The one thing that hasn’t changed since 2008 is the Democrats’ emphasis on the “ground game” – sending volunteers out to collect information, persuade and, ultimately, ferry people to the polls. One Washington Post survey showed 20% of registered voters had been contacted by the Obama campaign, compared to 13% who’d been contacted by Mitt Romney’s campaign. And Democrats had been particularly effective at reaching their base. Forty-two percent of liberal Democrats said they’d been contacted, as well as 24% non-whites and 31% of the people who voted for Obama last time.
“This is light years ahead of where we were in 2008,” said Obama’s campaign manager, Jim Messina, during a forum in Charlotte. “We are going to make 2008, on the ground, look like Jurassic Park.” They plan to knock on more than twice as many doors and register twice as many voters as they did last time. In North Carolina they have twice as many field offices as the Romney campaign. In Ohio they have three times as many.

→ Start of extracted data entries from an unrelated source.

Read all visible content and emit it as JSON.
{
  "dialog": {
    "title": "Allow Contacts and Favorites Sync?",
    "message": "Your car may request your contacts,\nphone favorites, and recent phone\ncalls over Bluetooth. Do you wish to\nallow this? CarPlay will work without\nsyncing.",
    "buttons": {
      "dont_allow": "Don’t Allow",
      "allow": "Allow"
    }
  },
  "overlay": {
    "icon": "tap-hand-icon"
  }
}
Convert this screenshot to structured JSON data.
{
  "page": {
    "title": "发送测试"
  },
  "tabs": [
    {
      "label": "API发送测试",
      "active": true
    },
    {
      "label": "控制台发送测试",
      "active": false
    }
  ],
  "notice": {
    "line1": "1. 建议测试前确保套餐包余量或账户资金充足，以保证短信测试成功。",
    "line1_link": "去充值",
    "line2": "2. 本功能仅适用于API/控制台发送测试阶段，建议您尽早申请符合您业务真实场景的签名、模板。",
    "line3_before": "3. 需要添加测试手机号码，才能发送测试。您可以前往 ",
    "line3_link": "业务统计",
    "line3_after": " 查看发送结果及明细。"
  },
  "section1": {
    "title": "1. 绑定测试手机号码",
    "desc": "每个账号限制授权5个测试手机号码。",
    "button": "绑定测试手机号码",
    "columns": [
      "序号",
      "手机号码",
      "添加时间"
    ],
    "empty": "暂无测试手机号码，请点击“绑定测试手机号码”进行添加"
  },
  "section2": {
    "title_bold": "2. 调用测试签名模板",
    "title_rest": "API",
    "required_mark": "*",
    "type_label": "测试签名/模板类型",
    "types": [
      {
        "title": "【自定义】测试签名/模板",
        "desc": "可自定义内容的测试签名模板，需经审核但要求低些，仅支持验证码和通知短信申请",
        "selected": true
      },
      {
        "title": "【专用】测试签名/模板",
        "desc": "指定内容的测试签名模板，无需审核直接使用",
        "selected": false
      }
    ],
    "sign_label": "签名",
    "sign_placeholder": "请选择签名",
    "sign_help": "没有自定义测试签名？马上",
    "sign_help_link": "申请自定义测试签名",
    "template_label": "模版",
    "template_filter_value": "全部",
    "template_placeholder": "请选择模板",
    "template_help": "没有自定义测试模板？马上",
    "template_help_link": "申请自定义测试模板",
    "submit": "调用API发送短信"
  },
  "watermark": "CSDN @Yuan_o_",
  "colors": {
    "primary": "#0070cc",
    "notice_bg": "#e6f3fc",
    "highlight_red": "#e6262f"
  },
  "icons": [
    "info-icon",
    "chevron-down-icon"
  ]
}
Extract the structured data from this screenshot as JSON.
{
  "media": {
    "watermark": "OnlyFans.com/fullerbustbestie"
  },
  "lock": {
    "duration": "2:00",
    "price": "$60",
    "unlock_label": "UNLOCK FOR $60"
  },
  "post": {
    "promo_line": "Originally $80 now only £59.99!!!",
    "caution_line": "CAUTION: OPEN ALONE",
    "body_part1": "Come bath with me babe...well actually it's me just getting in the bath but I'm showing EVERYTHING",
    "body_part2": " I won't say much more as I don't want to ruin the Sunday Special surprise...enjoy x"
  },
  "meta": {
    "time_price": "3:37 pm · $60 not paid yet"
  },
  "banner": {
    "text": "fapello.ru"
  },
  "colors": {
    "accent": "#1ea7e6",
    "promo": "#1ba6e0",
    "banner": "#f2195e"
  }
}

If Obama were only running against Romney, his victory would be all but assured by this stage. But he isn’t. He’s running against the economy, and on his promise to be a transformative president in tough times. To the extent that a second-term election is a referendum on the incumbent, Obama is losing. Too many voters think he’s not done enough. To the degree, however, to which any election is a choice between at least two candidates, he is winning. Enough voters feel he is better than his opponent. For now, at least, he is not so much the change they can believe in as the change agent they most believe in. And while the semantic difference is minimal, the rhetorical difference could hardly be greater.